SXSW panel focuses on a much broader category that now includes high-res streaming services and apps like Clubhouse and Calm
The annual South by Southwest (SXSW) conference took place March 16-20, this time virtually, instead of as a massive in-person confab in Austin, Texas.
In addition to the traditional music and film segments of 2021’s virtual SXSW, which offered everything from a keynote address by Willie Nelson to creatively rendered musical performances and a headline-grabbing documentary about singer Demi Lovato, there is also a technology conference. Given SXSW’s roots as a music festival, it’s no surprise that audio figures largely in panel topics.
In “Audio: The Killer Platform Nobody Is Talking About,” panelists looked at a dynamic familiar to many in the consumer tech industry: While most technologies have improved considerably over the last 20 or so years, audio has not. The panel was moderated by journalist David Bloom and included Dan Mackta of Qobuz, Ken Randall of Hed Technologies, Jacqueline Bosnjak of Q Department and Mach1, and Ty Roberts of Ty Roberts Innovation.

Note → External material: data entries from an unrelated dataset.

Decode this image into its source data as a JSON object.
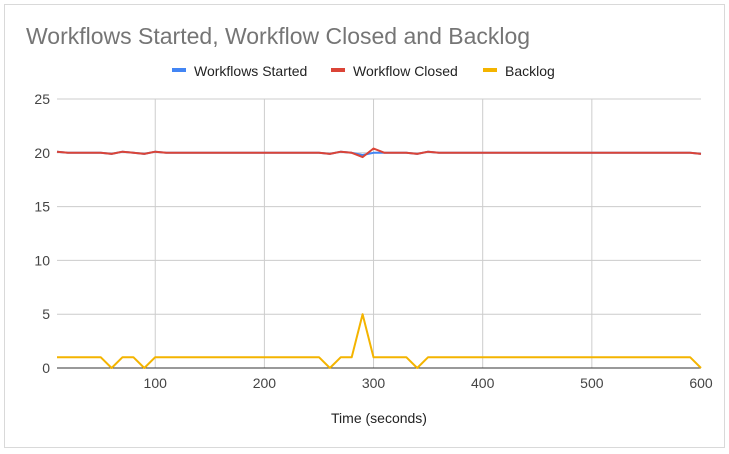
{
  "chart_data": {
    "type": "line",
    "title": "Workflows Started, Workflow Closed and Backlog",
    "xlabel": "Time (seconds)",
    "ylabel": "",
    "xlim": [
      10,
      600
    ],
    "ylim": [
      0,
      25
    ],
    "x_ticks": [
      100,
      200,
      300,
      400,
      500,
      600
    ],
    "y_ticks": [
      0,
      5,
      10,
      15,
      20,
      25
    ],
    "grid": true,
    "legend_position": "top",
    "x": [
      10,
      20,
      30,
      40,
      50,
      60,
      70,
      80,
      90,
      100,
      110,
      120,
      130,
      140,
      150,
      160,
      170,
      180,
      190,
      200,
      210,
      220,
      230,
      240,
      250,
      260,
      270,
      280,
      290,
      300,
      310,
      320,
      330,
      340,
      350,
      360,
      370,
      380,
      390,
      400,
      410,
      420,
      430,
      440,
      450,
      460,
      470,
      480,
      490,
      500,
      510,
      520,
      530,
      540,
      550,
      560,
      570,
      580,
      590,
      600
    ],
    "series": [
      {
        "name": "Workflows Started",
        "color": "#4285f4",
        "values": [
          20.1,
          20,
          20,
          20,
          20,
          19.9,
          20.1,
          20,
          19.9,
          20.1,
          20,
          20,
          20,
          20,
          20,
          20,
          20,
          20,
          20,
          20,
          20,
          20,
          20,
          20,
          20,
          19.9,
          20.1,
          20,
          19.8,
          20,
          20,
          20,
          20,
          19.9,
          20.1,
          20,
          20,
          20,
          20,
          20,
          20,
          20,
          20,
          20,
          20,
          20,
          20,
          20,
          20,
          20,
          20,
          20,
          20,
          20,
          20,
          20,
          20,
          20,
          20,
          19.9
        ]
      },
      {
        "name": "Workflow Closed",
        "color": "#db4437",
        "values": [
          20.1,
          20,
          20,
          20,
          20,
          19.9,
          20.1,
          20,
          19.9,
          20.1,
          20,
          20,
          20,
          20,
          20,
          20,
          20,
          20,
          20,
          20,
          20,
          20,
          20,
          20,
          20,
          19.9,
          20.1,
          20,
          19.6,
          20.4,
          20,
          20,
          20,
          19.9,
          20.1,
          20,
          20,
          20,
          20,
          20,
          20,
          20,
          20,
          20,
          20,
          20,
          20,
          20,
          20,
          20,
          20,
          20,
          20,
          20,
          20,
          20,
          20,
          20,
          20,
          19.9
        ]
      },
      {
        "name": "Backlog",
        "color": "#f4b400",
        "values": [
          1,
          1,
          1,
          1,
          1,
          0,
          1,
          1,
          0,
          1,
          1,
          1,
          1,
          1,
          1,
          1,
          1,
          1,
          1,
          1,
          1,
          1,
          1,
          1,
          1,
          0,
          1,
          1,
          5,
          1,
          1,
          1,
          1,
          0,
          1,
          1,
          1,
          1,
          1,
          1,
          1,
          1,
          1,
          1,
          1,
          1,
          1,
          1,
          1,
          1,
          1,
          1,
          1,
          1,
          1,
          1,
          1,
          1,
          1,
          0
        ]
      }
    ]
  }
}
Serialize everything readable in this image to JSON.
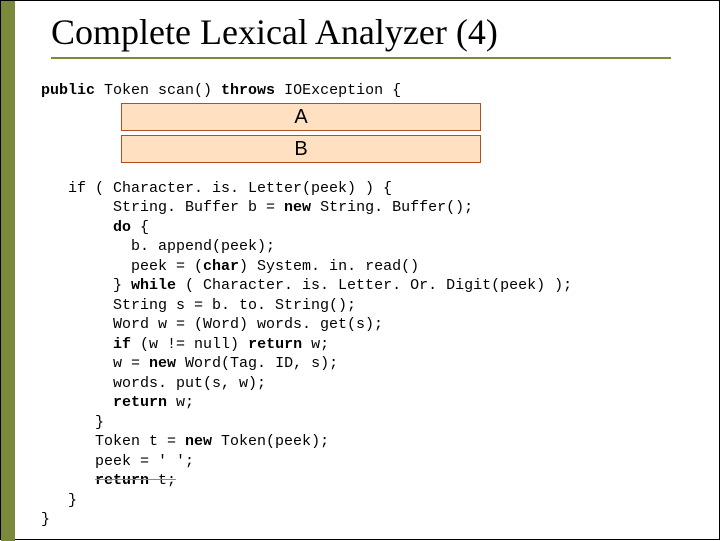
{
  "title": "Complete Lexical Analyzer (4)",
  "boxA": "A",
  "boxB": "B",
  "code": {
    "l1a": "public",
    "l1b": " Token scan() ",
    "l1c": "throws",
    "l1d": " IOException {",
    "l2": "   if ( Character. is. Letter(peek) ) {",
    "l3a": "        String. Buffer b = ",
    "l3b": "new",
    "l3c": " String. Buffer();",
    "l4a": "        ",
    "l4b": "do",
    "l4c": " {",
    "l5": "          b. append(peek);",
    "l6a": "          peek = (",
    "l6b": "char",
    "l6c": ") System. in. read()",
    "l7a": "        } ",
    "l7b": "while",
    "l7c": " ( Character. is. Letter. Or. Digit(peek) );",
    "l8": "        String s = b. to. String();",
    "l9": "        Word w = (Word) words. get(s);",
    "l10a": "        ",
    "l10b": "if",
    "l10c": " (w != null) ",
    "l10d": "return",
    "l10e": " w;",
    "l11a": "        w = ",
    "l11b": "new",
    "l11c": " Word(Tag. ID, s);",
    "l12": "        words. put(s, w);",
    "l13a": "        ",
    "l13b": "return",
    "l13c": " w;",
    "l14": "      }",
    "l15a": "      Token t = ",
    "l15b": "new",
    "l15c": " Token(peek);",
    "l16": "      peek = ' ';",
    "l17a": "      ",
    "l17b": "return",
    "l17c": " t;",
    "l18": "   }",
    "l19": "}"
  }
}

Randall’s company, Hed Technologies, is focusing on hardware to deal with better-quality technology. Mackta’s Qobuz is a high-resolution streaming and download subscription service and store. Bosnjk is the founder of Q Department, a sound production company, and its spinoff, Mach 1, which concentrates on spatial technology. And the music industry veteran Roberts, who called himself “the virtual Swiss Army knife of music,” is mostly an advisor of audio-related startups, and recently started a company for streaming concerts.
Sound is all around.
The panel was not only about audio quality, but also about what companies are doing with audio media in general, from podcasts and streaming music to new apps such as Clubhouse and Calm. Clubhouse, an audio app for live discussion and even live music, has been valued at over $1 billion, while Calm, an app used for meditation, is available on Sonos products and was valued at over $2 billion as of its last funding round in December.
“Audio is hot,” Bloom, the moderator, said, going on to call it a “Cambrian moment” for the sector.
“Audio has been, I think, a little disrespected, in the past, because it’s been a little too focused on compressing the heck out of it to jam it out on the crappiest headphones possible, and the most limited distribution pipelines available.” He noted that Neil Young, among others, has been sounding the alarm about low-quality audio for years. The rock legend introduced Pono, a high-resolution audio player and music ecosystem, at CES in 2015, but it was discontinued just over two years later.
Mobile users need great sound, too.
“For the audiophile purists who still run the vacuum tube, with thousands of dollars’ worth of equipment, they have no problems,” Randall said. “In the mobile space, and the digital world… it’s really about how do we take advantage of all the hi-res, uncompressed audio, and all this spatial [content that’s] coming online, all these new technologies.”
Hed Technologies, according to Randall, is at the exact right moment to meet these challenges. Costs are optimized, and computing power is massive.
“We started from the ground up with a new type of headphone,” Randall said. “And we decided we’d build based on mobile computing…. We’re just going to blow up the idea of what a headphone is and start from scratch.” The goal is to bring hi-res audio to both an audience that already knows about it, and also a brand-new audience.
Hed will be announcing new products “soon,” Randall said.
“It’s kind of a brave new world, in which the bandwidth, and the hardware, and the content, are all available and here today,” Mackta said. “It’s not an esoteric, unobtainable ideal like it may have been a few years ago.”
From the promise of new products to musicians recording in higher-quality audio, the panelists were unanimous in their excitement about where sound is growing.
“We’ve had pretty crummy audio for a very long time, but now people are [saying] ‘Oh, this sound thing could be pretty big,’” Bloom said.
Electric car audio
Cutting-edge electric cars will also see cutting-edge audio, the presentation called “Revolutionizing the Future of Car Audio with Lucid x Dolby” revealed.
EV manufacturer Lucid announced that Dolby Atmos will come to a car for the first time, through a deal to bring Atmos to the Lucid Air’s 21-speaker Surreal Sound system.
“As the first car to integrate Dolby Atmos, Lucid Air delivers an elevated, multi-dimensional sound experience on par with the other innovations at Lucid,” Derek Jenkins, senior VP of design, Lucid Motors, said in the announcement. “The post-luxury experience is not just about beautiful design and next-generation technology; it also speaks to an unmatched in-car experience that engages all the senses.”
In addition to the Dolby Atmos capability, The Lucid Air will also offer Alexa voice commands.
At the virtual SXSW, an audio panel focused on new developments in the audio space, which now includes mobile apps like Clubhouse and Calm.
The proliferation of hi-res streaming services on smartphones means everyone, from hardware companies to artists, needs to cater to multiple types of devices.
Dolby Atmos will make its automotive debut in the Lucid Air EV’s 21-speaker Surreal Sound system.